Love to see more frameworks like this in the Typescript eco-system! How does this compare to Mastra: https://mastra.ai/

gabrielruttner

thanks! we think of mastra and other frameworks as "batteries included" for patterns like memory and reasoning. this is great for many but not all projects. i think mastra is doing a great job balancing some of this by simply wrapping vercel's ai sdk (we took some inspiration here in our tool picker and it is recommendation for llm calls).

we're leaning away from being a framework in favor of being a library specifically because we're seeing teams looking to implement their own business logic for most core agentic capabilities where things like concurrency, fairness, or resource contention become problematic (think many agents reading 1000s of documents in parallel).

unlike most frameworks we've been working on the orchestrator, hatchet, first for over a year and are basing these patterns on what we've seen our most successful companies already doing.

put shortly - pickaxe brings orchestration and best practices, but you're free to implement to your requirements.

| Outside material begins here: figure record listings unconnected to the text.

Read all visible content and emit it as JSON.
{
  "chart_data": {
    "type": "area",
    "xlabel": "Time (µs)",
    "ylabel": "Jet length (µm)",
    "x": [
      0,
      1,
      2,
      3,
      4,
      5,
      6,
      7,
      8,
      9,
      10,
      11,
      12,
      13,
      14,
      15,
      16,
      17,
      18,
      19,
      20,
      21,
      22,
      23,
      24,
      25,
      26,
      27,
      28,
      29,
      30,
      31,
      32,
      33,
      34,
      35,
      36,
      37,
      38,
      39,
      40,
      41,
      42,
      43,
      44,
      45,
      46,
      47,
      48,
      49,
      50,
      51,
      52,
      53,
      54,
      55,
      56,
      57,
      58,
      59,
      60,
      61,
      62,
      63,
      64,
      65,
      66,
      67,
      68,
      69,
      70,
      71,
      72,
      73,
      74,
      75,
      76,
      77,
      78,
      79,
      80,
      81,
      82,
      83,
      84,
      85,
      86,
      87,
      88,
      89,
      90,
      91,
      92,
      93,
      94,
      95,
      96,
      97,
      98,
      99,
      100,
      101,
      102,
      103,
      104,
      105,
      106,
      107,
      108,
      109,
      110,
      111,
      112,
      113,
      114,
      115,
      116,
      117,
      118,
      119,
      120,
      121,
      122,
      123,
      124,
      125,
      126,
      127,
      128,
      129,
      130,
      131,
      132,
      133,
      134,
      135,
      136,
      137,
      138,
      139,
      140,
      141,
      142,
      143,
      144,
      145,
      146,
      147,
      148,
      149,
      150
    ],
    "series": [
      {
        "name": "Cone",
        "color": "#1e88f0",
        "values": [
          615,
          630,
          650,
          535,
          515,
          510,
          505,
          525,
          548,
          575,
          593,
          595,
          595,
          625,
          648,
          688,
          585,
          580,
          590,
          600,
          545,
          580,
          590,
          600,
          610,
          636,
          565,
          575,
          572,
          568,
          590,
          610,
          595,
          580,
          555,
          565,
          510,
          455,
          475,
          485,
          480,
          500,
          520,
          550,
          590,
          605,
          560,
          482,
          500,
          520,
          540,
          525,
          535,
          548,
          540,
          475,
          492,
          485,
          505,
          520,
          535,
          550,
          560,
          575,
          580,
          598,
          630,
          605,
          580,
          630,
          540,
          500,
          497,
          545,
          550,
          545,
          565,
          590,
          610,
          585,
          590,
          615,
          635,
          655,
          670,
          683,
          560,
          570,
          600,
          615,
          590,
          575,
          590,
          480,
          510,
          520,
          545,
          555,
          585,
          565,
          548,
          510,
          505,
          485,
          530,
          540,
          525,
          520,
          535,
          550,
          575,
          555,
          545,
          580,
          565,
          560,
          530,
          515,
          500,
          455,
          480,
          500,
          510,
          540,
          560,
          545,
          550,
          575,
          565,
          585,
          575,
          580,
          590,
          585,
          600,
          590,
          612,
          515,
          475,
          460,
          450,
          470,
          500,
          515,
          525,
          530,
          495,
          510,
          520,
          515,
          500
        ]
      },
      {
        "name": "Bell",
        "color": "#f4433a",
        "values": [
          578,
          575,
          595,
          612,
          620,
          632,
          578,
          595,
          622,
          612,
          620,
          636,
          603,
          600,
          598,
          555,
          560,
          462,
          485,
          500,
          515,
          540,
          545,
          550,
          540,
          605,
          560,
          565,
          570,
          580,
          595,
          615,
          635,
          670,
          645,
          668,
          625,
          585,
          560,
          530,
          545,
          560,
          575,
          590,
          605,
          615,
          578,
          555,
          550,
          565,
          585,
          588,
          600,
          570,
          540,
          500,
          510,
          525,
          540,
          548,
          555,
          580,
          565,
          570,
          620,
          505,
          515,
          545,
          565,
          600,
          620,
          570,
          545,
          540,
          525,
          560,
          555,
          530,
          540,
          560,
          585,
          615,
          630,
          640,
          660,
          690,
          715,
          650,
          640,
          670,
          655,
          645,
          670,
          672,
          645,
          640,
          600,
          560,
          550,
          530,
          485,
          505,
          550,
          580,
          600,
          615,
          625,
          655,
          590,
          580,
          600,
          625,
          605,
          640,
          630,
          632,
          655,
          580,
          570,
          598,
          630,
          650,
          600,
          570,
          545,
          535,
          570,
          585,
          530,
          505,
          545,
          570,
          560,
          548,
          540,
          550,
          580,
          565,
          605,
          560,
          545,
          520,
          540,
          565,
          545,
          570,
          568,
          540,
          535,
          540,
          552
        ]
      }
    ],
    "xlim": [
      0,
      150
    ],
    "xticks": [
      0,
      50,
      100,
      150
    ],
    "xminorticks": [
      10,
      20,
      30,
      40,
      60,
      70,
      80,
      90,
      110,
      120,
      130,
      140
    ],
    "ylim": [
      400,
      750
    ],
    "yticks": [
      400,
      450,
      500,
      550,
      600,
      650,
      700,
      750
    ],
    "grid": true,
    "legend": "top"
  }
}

[1] https://github.com/hatchet-dev/hatchet

randomcatuser

Oh this is really cool! I was building out a bit of this with Restate this past week, but this seems really well put together :) will give it a try!

abelanger

Thanks! Would love to hear more about what type of agent you're building.

We've heard pretty often that durable execution is difficult to wrap your head around, and we've also seen more of our users (including experienced engineers) relying on Cursor and Claude Code while building. So one of the experiments we've been running is ensuring that the agent code is durable when written by LLMs by using our MCP server so the agents can follow best practices while generating code: https://pickaxe.hatchet.run/development/developing-agents#pi...

Our MCP server is super lightweight and basically just tells the LLM to read the docs here: https://pickaxe.hatchet.run/mcp/mcp-instructions.md (along with some tool calls for scaffolding)

I have no idea if this is useful or not, but we were able to get Claude to generate complex agents which were written with durable execution best practices (no side effects or non-determinism between retries), which we viewed as a good sign.

almosthere

What I really like about it, is that this kind of project helps people learn what an agent is.

abelanger

Thanks! Our favorite resources on this (both have been posted on HN a few times):

- https://www.anthropic.com/engineering/building-effective-age...

- https://github.com/humanlayer/12-factor-agents

That's also why we implemented pretty much all relevant patterns in the docs (i.e. https://pickaxe.hatchet.run/patterns/prompt-chaining).

If there's an example or pattern that you'd like to see, let me know and we can get it released.

golergka

Fantastic. That's exactly what I wanted to make for a long time but never got around to, writing ad-hoc, lacking, overlapping stuff each time.

zegl

As a long time Hatchet user, I understand why you’ve created this library, but it also disappoints me a little bit. I wish more engineering time was spent on making the core platform more stable and performant.

abelanger

Definitely understand the frustration, the difficulty of Hatchet being general-purpose is that being performant for every use-case can be tricky, particularly when combining many features (concurrency, rate limiting, priority queueing, retries with backoff, etc). We should be more transparent about which combinations of use-cases we're focused on optimizing.

We spent a long time optimizing the single-task FIFO use-case, which is what we typically benchmark against. Performance for that pattern is i/o-bound at > 10k/s which is a good sign (just need better disks). So a pure durable-execution workload should run very performantly.

We're focused on improving multi-task and concurrency use-cases now. Our benchmarking setup recently added support for those patterns. More on this soon!